John Hurrell – 15 December, 2009
Thomson's ‘Planète Sauvage' series are strikingly dramatic lunar images, but spoilt by being shallow relief. Flat discs flush with the wall, devoid of mass, would have been less clunky and, if less over-elaborate in surface textures, much superior.
La Planète Sauvage
24 November - 22 December 2009
This Liz Thomson show is a step backwards from the sparkling fluoro, overly complicated, glass ‘mini-mattress’ relief sculptures she showed upstairs at Two Rooms last year. She has reverted to the plant forms she is famous for by attaching the small, painted zinc, pohutukawa leaves to shallow-relief ‘planet’ discs and wall surfaces to make up a sort of dotty linear drawing. It looks as if she has made too many tiny leaves and rather than throw them away wasted, decided to keep on using them, even in ‘outer space’ where in that context they look ludicrous.
Apart from the irritating leaves, the drawings of ellipses in perspectively receding alignments (Astrophysics Series) look intriguing - foreshortened saucers on the flat surfaces of relief discs is a clever idea with great visual wit.
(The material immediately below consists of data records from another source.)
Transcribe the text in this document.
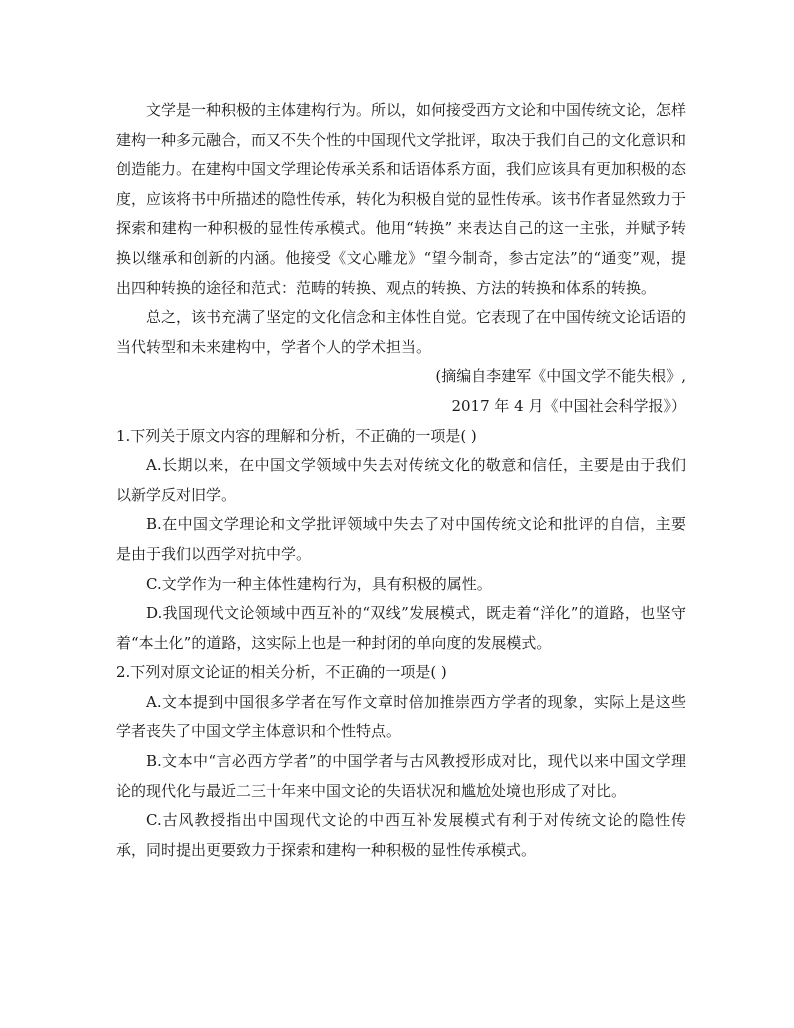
文学是一种积极的主体建构行为。所以，如何接受西方文论和中国传统文论，怎样建构一种多元融合，而又不失个性的中国现代文学批评，取决于我们自己的文化意识和创造能力。在建构中国文学理论传承关系和话语体系方面，我们应该具有更加积极的态度，应该将书中所描述的隐性传承，转化为积极自觉的显性传承。该书作者显然致力于探索和建构一种积极的显性传承模式。他用“转换” 来表达自己的这一主张，并赋予转换以继承和创新的内涵。他接受《文心雕龙》“望今制奇，参古定法”的“通变”观，提出四种转换的途径和范式：范畴的转换、观点的转换、方法的转换和体系的转换。

总之，该书充满了坚定的文化信念和主体性自觉。它表现了在中国传统文论话语的当代转型和未来建构中，学者个人的学术担当。

(摘编自李建军《中国文学不能失根》,

2017 年 4 月《中国社会科学报》）

1.下列关于原文内容的理解和分析，不正确的一项是( )

A.长期以来，在中国文学领域中失去对传统文化的敬意和信任，主要是由于我们以新学反对旧学。

B.在中国文学理论和文学批评领域中失去了对中国传统文论和批评的自信，主要是由于我们以西学对抗中学。

C.文学作为一种主体性建构行为，具有积极的属性。

D.我国现代文论领域中西互补的“双线”发展模式，既走着“洋化”的道路，也坚守着“本土化”的道路，这实际上也是一种封闭的单向度的发展模式。

2.下列对原文论证的相关分析，不正确的一项是( )

A.文本提到中国很多学者在写作文章时倍加推崇西方学者的现象，实际上是这些学者丧失了中国文学主体意识和个性特点。

B.文本中“言必西方学者”的中国学者与古风教授形成对比，现代以来中国文学理论的现代化与最近二三十年来中国文论的失语状况和尴尬处境也形成了对比。

C.古风教授指出中国现代文论的中西互补发展模式有利于对传统文论的隐性传承，同时提出更要致力于探索和建构一种积极的显性传承模式。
And the large white projecting shallow disc (Voyage Sauvage) on the other side of the room, peppered with glass ‘mothballs’ on sticks, is absorbing too, with the small balls serving as microcosms to the ‘mother’-macro.
Thomson’s ‘Planète Sauvage‘ series are strikingly dramatic lunar images, but spoilt by being shallow relief. Flat discs flush with the wall, devoid of mass, would have been less clunky and, if less over-elaborate in surface textures, much superior. And the huge perspective ‘leaf’ drawing of receding ‘Versailles’ runways on the large wall looks like a strange form of oddly delicate folk art. It is too awkward to succeed because the different-sized leaves and horizontal ovals don’t quite co-ordinate to match the angle of the tilted lanes.
There is nothing here that is a total success - usually because the smooth rounded contours of the three-dimensional circles are such a distraction - but Voyage Sauvage comes close with its comparative understatement and reflexivity. It alone is worth a second visit.